I can't find the reason of this problem. The waveforms in the Phy are normal, but the waveforms are upside down when the results are imported into the sorting analyzer.
Could you let us know which recording you are using? Maybe a little bit of the script you ran to make your sorting analyzer. If the gain has the wrong sign this could happen for sure. So it would help us to see what you did to get to this point :)
Yes I think you might not be looking at the same channel. How are you generating the spikeinterface plot?
Sorry. I will add my code here.
First, I export the sorting analyzer.
export_to_phy(sa, phy_res_path, compute_amplitudes=True, compute_pc_features=True, remove_if_exists=True)

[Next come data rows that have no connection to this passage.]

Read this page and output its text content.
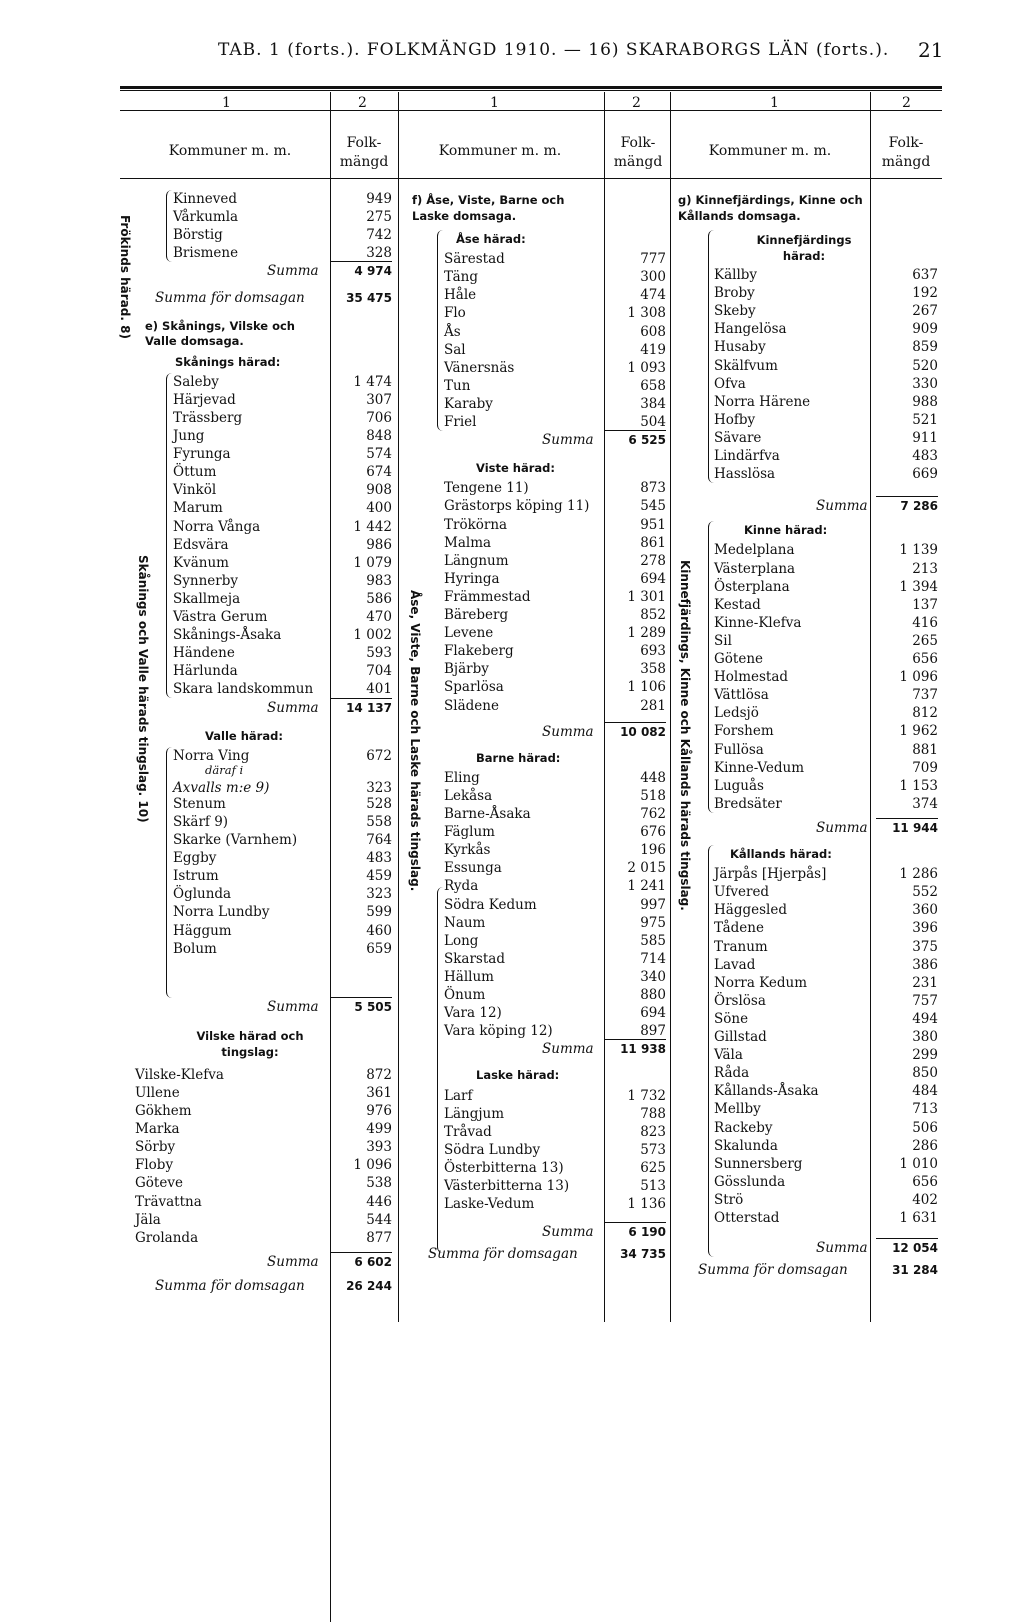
TAB. 1 (forts.). FOLKMÄNGD 1910. — 16) SKARABORGS LÄN (forts.). 21
1	2	1	2	1	2
Kommuner m. m.	Folk-
mängd
Kommuner m. m.	Folk-
mängd
Kommuner m. m.	Folk-
mängd
Frökinds härad. 8)
Skånings och Valle härads tingslag. 10)	Åse, Viste, Barne och Laske härads tingslag.	Kinnefjärdings, Kinne och Kållands härads tingslag.
Kinneved	949
Vårkumla	275
Börstig	742
Brismene	328
Summa	4 974
Summa för domsagan	35 475
e) Skånings, Vilske och Valle domsaga.
Skånings härad:
Saleby	1 474
Härjevad	307
Trässberg	706
Jung	848
Fyrunga	574
Öttum	674
Vinköl	908
Marum	400
Norra Vånga	1 442
Edsvära	986
Kvänum	1 079
Synnerby	983
Skallmeja	586
Västra Gerum	470
Skånings-Åsaka	1 002
Händene	593
Härlunda	704
Skara landskommun	401
Summa 14 137
Valle härad:
Norra Ving	672
däraf i
Axvalls m:e 9)	323
Stenum	528
Skärf 9)	558
Skarke (Varnhem)	764
Eggby	483
Istrum	459
Öglunda	323
Norra Lundby	599
Häggum	460
Bolum	659
Summa	5 505
Vilske härad och tingslag:
Vilske-Klefva	872
Ullene	361
Gökhem	976
Marka	499
Sörby	393
Floby	1 096
Göteve	538
Trävattna	446
Jäla	544
Grolanda	877
Summa	6 602
Summa för domsagan	26 244
f) Åse, Viste, Barne och Laske domsaga.
Åse härad:
Särestad	777
Täng	300
Håle	474
Flo	1 308
Ås	608
Sal	419
Vänersnäs	1 093
Tun	658
Karaby	384
Friel	504
Summa	6 525
Viste härad:
Tengene 11)	873
Grästorps köping 11)	545
Trökörna	951
Malma	861
Längnum	278
Hyringa	694
Främmestad	1 301
Bäreberg	852
Levene	1 289
Flakeberg	693
Bjärby	358
Sparlösa	1 106
Slädene	281
Summa 10 082
Barne härad:
Eling	448
Lekåsa	518
Barne-Åsaka	762
Fäglum	676
Kyrkås	196
Essunga	2 015
Ryda	1 241
Södra Kedum	997
Naum	975
Long	585
Skarstad	714
Hällum	340
Önum	880
Vara 12)	694
Vara köping 12)	897
Summa 11 938
Laske härad:
Larf	1 732
Längjum	788
Tråvad	823
Södra Lundby	573
Österbitterna 13)	625
Västerbitterna 13)	513
Laske-Vedum	1 136
Summa	6 190
Summa för domsagan	34 735
g) Kinnefjärdings, Kinne och Kållands domsaga.
Kinnefjärdings härad:
Källby	637
Broby	192
Skeby	267
Hangelösa	909
Husaby	859
Skälfvum	520
Ofva	330
Norra Härene	988
Hofby	521
Sävare	911
Lindärfva	483
Hasslösa	669
Summa	7 286
Kinne härad:
Medelplana	1 139
Västerplana	213
Österplana	1 394
Kestad	137
Kinne-Klefva	416
Sil	265
Götene	656
Holmestad	1 096
Vättlösa	737
Ledsjö	812
Forshem	1 962
Fullösa	881
Kinne-Vedum	709
Luguås	1 153
Bredsäter	374
Summa 11 944
Kållands härad:
Järpås [Hjerpås]	1 286
Ufvered	552
Häggesled	360
Tådene	396
Tranum	375
Lavad	386
Norra Kedum	231
Örslösa	757
Söne	494
Gillstad	380
Väla	299
Råda	850
Kållands-Åsaka	484
Mellby	713
Rackeby	506
Skalunda	286
Sunnersberg	1 010
Gösslunda	656
Strö	402
Otterstad	1 631
Summa 12 054
Summa för domsagan	31 284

Then, I read the data from the result.
info_path = os.path.join(phy_folder, 'reportinfo.json')
file = open(info_path, 'r')
params = json.load(file)
peak_sign = params['peak_sign']
radius_um = params['radius_um']
file_names = params['file_names']
frame_list = params['frame_list']
channel_ids = params['channel_ids']
gain_to_uV = params['gain_to_uV']
file.close()
params = si.read_python(str(phy_folder / "params.py"))

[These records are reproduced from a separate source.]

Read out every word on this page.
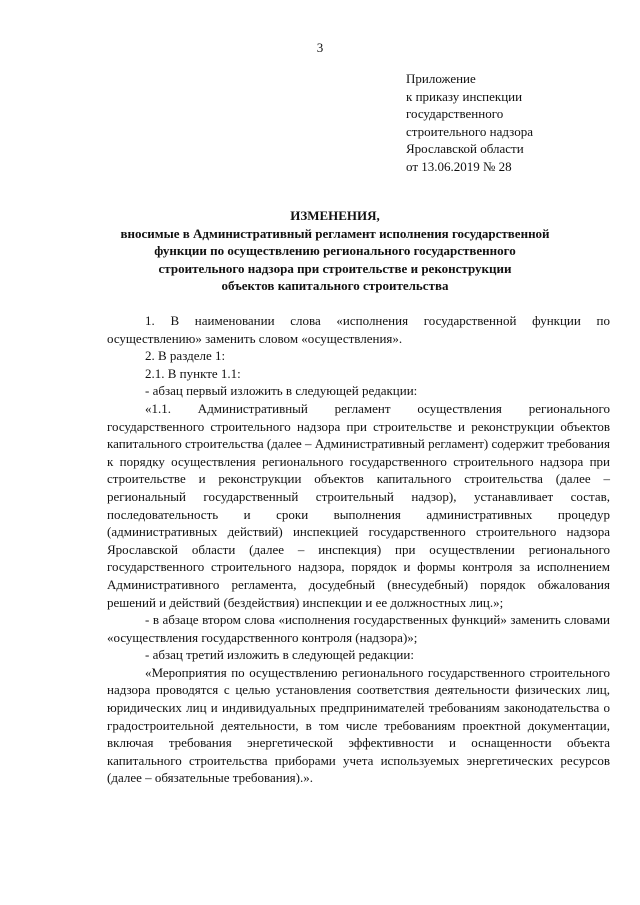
3
Приложение
к приказу инспекции
государственного
строительного надзора
Ярославской области
от 13.06.2019 № 28
ИЗМЕНЕНИЯ,
вносимые в Административный регламент исполнения государственной
функции по осуществлению регионального государственного
строительного надзора при строительстве и реконструкции
объектов капитального строительства

1. В наименовании слова «исполнения государственной функции по осуществлению» заменить словом «осуществления».

2. В разделе 1:

2.1. В пункте 1.1:

- абзац первый изложить в следующей редакции:

«1.1. Административный регламент осуществления регионального государственного строительного надзора при строительстве и реконструкции объектов капитального строительства (далее – Административный регламент) содержит требования к порядку осуществления регионального государственного строительного надзора при строительстве и реконструкции объектов капитального строительства (далее – региональный государственный строительный надзор), устанавливает состав, последовательность и сроки выполнения административных процедур (административных действий) инспекцией государственного строительного надзора Ярославской области (далее – инспекция) при осуществлении регионального государственного строительного надзора, порядок и формы контроля за исполнением Административного регламента, досудебный (внесудебный) порядок обжалования решений и действий (бездействия) инспекции и ее должностных лиц.»;

- в абзаце втором слова «исполнения государственных функций» заменить словами «осуществления государственного контроля (надзора)»;

- абзац третий изложить в следующей редакции:

«Мероприятия по осуществлению регионального государственного строительного надзора проводятся с целью установления соответствия деятельности физических лиц, юридических лиц и индивидуальных предпринимателей требованиям законодательства о градостроительной деятельности, в том числе требованиям проектной документации, включая требования энергетической эффективности и оснащенности объекта капитального строительства приборами учета используемых энергетических ресурсов (далее – обязательные требования).».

sample_rate = params["sample_rate"]
rec_data_path = params['dat_path']
data_type = params['dtype']
headeroffset = params['offset']
rec_all = si.read_binary(rec_data_path, sampling_frequency=sample_rate, dtype=data_type, file_offset=headeroffset, \
num_channels=len(channel_ids), channel_ids=channel_ids, offset_to_uV=0, gain_to_uV=gain_to_uV, is_filtered=True)

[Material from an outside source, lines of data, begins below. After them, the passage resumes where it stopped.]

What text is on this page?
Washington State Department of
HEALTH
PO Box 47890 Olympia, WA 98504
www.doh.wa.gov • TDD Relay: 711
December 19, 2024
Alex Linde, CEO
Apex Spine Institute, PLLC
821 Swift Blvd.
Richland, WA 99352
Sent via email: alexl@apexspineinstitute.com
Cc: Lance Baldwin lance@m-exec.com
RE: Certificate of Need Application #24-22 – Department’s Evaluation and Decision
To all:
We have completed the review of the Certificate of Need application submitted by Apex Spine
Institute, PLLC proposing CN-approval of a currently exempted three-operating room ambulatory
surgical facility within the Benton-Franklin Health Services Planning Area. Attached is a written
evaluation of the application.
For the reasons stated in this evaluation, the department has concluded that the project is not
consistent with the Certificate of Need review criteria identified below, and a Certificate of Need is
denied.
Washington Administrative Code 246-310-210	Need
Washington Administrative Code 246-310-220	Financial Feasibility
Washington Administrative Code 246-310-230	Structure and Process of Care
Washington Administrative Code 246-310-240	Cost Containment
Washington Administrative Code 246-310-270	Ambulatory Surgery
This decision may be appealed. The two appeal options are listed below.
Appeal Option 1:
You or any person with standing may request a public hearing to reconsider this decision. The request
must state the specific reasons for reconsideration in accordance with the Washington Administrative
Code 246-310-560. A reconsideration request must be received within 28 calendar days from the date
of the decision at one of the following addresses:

The 'gain_to_uV' in reportinfo.json is 1. And the plotting code is following.
for unit_id in sorted(sorting.unit_ids, reverse=True):
unit_sa = sorting_analyzer.select_units(unit_ids=[unit_id])
wv = unit_sa.get_extension(extension_name="waveforms")
waveforms = wv.get_data()
mean_waveform = np.mean(waveforms[:, :, ch], axis=0)
fig, axes = plt.subplots(nrows=1, ncols=2, width_ratios=[0.7, 0.3])
max_plot_wf = 100 if waveforms.shape[0] > 100 else waveforms.shape[0]
for i in range(max_plot_wf):
axes[0].plot(waveforms[i, :, ch], alpha=0.3, color='grey',linewidth=0.5)
axes[0].plot(mean_waveform, color='black',linewidth=1)
...
In fact, in the units of the sorting result, some are same as the picture in Phy, but some are upside down.
sorting_curated_phy = se.read_phy(phy_folder, exclude_cluster_groups=["noise"])
rec_all = si.read_binary(rec_data_path, sampling_frequency=sample_rate, dtype=data_type, file_offset=headeroffset, \
num_channels=len(channel_ids), channel_ids=channel_ids, offset_to_uV=0, gain_to_uV=gain_to_uV, is_filtered=True)
sorting_analyzer = si.create_sorting_analyzer(sorting=sorting_curated_phy, recording=rec_all, sparse=False)
Sorry is your "binary_file" saved post-filtering + referencing/preprocessing? The SortingAnalyzer performs best with filtered and referenced data. So I want to make sure we are seeing this.
Thank you for your reply. I know it's difficult to find the solution without the data. The binary_file is saved with Phy, so I think the waveforms reconstructed by Phy are same as that I read for plotting. And the data saving process is like this:
sa = si.create_sorting_analyzer(sorting=sorting, recording=rec_correct)
export_to_phy(sa, phy_res_path, compute_amplitudes=True, compute_pc_features=True, remove_if_exists=True)
The "rec_correct" is preprocessed using the pipeline "common_reference" -> "bandpass_filter" -> "correct_motion".
What if you do sparse=True? I'm pretty sure phy still only picks a subset of channels. So if we use our sparsity (which won't be exactly the same set of channels, but will be close) could you try that?
Thank you for your advice. But it seems same as before. I will try to load the recording from sorting analyzer's result, and find the difference between the two methods of saving recording.
I found the reason! My fault. I used the wrong channel id. Thank you for your reply.